La valse hesitation: Part II
- Amy Baker
- Feb 25, 2018
- 2 min read
Updated: Apr 26, 2018
Rene Magritte was one of the most accessible and famous surrealist painters of the 20th century. He maintained several tropes throughout his canvases. The man in the bowler hat is one of the most famous, and used to a great amount of fun to the backdrop of Nina Simone's "Sinner Man" in the Pierce Brosnan remake of "The Thomas Crown Affair."
But what is of particular note, to me, about Magritte is his stunning depth of awareness of the human condition and how it plays out in intimate relationships.

Here we have several tropes, as before in his earlier version of La valse hesitation. There is the fruit, ripe with metaphoric meaning in sexual relationship and sexual union, yet the seemingly healthy and sexually mature fruit sits side-by-side, a day at the beach, looking good, but not really seeing one another. Rather, they are each allowing themselves to be seen in the hidden way that they are allowing themselves to be seen. They have shown most of their best, and yet they hide.
How many of us has been in a relationship where we care about our outer selves and keep our eyes veiled, hidden. We look good, we are enticing to our partner, we are enviable to others, yet we stay just out of reach?

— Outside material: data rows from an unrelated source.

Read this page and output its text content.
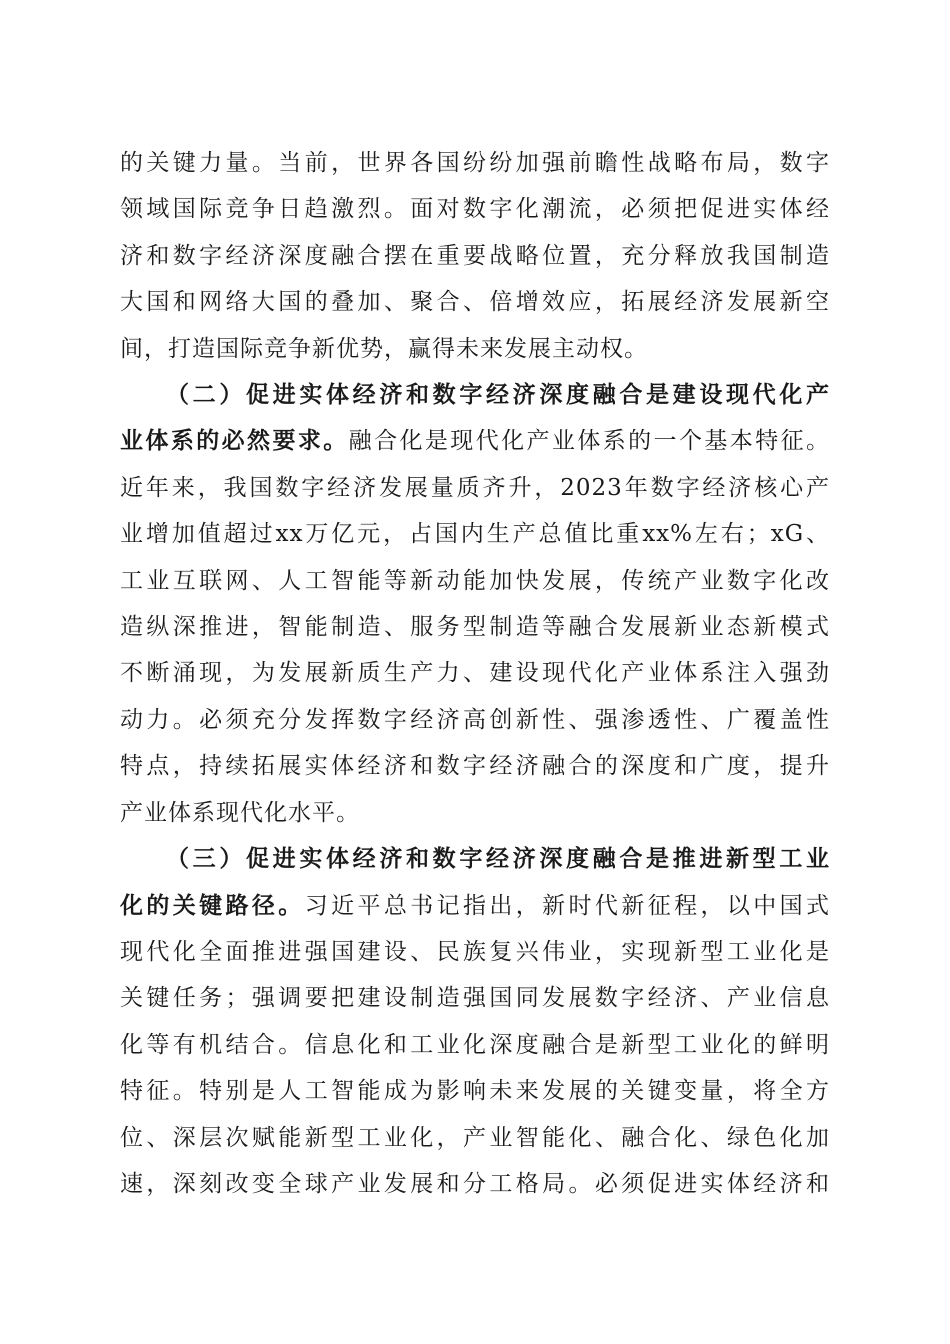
的关键力量。当前，世界各国纷纷加强前瞻性战略布局，数字
领域国际竞争日趋激烈。面对数字化潮流，必须把促进实体经
济和数字经济深度融合摆在重要战略位置，充分释放我国制造
大国和网络大国的叠加、聚合、倍增效应，拓展经济发展新空
间，打造国际竞争新优势，赢得未来发展主动权。
（二）促进实体经济和数字经济深度融合是建设现代化产
业体系的必然要求。融合化是现代化产业体系的一个基本特征。
近年来，我国数字经济发展量质齐升，2023年数字经济核心产
业增加值超过xx万亿元，占国内生产总值比重xx%左右；xG、
工业互联网、人工智能等新动能加快发展，传统产业数字化改
造纵深推进，智能制造、服务型制造等融合发展新业态新模式
不断涌现，为发展新质生产力、建设现代化产业体系注入强劲
动力。必须充分发挥数字经济高创新性、强渗透性、广覆盖性
特点，持续拓展实体经济和数字经济融合的深度和广度，提升
产业体系现代化水平。
（三）促进实体经济和数字经济深度融合是推进新型工业
化的关键路径。习近平总书记指出，新时代新征程，以中国式
现代化全面推进强国建设、民族复兴伟业，实现新型工业化是
关键任务；强调要把建设制造强国同发展数字经济、产业信息
化等有机结合。信息化和工业化深度融合是新型工业化的鲜明
特征。特别是人工智能成为影响未来发展的关键变量，将全方
位、深层次赋能新型工业化，产业智能化、融合化、绿色化加
速，深刻改变全球产业发展和分工格局。必须促进实体经济和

Coming from an Attachment Theory perspective, I would deconstruct this in the following ways:
Anxious Attachment Style
I am not good enough how I really am.
I am not worthy as myself.
I cannot trust being vulnerable and exposing myself.
I will keep this mask on so s/he won't see what I lack.
Avoidant Attachment Style
I am fine by myself.
I will not let her/him in.
I am independent.
S/he can tag along with me (to the beach), but I will not expose myself beyond what I want her/him to see.
If I trust her/him with being fully vulnerable and exposed, I might come to depend on her/him, and I CAN'T TRUST her/him with that!
What is tragic about this hiding is that these are merely learned coping strategies that protect the emotional interior state of the person with an insecure attachment style. These can be unlearned. My research as a social scientist has been precisely about to developing a healthier sense of self-worth and learning new skills within intimate partnerships to have BOTH higher relational satisfaction and higher sexual satisfaction--they go hand in hand.
Once individuals within the couples framework begin to see that some of their skills are working for them within their primary relationship, they often report positive shifts in other areas of their lives--more profound conversations, deeper intimacy within friendships, culling their social circle to limit time with more pessimistic people, and becoming the change they wish to see.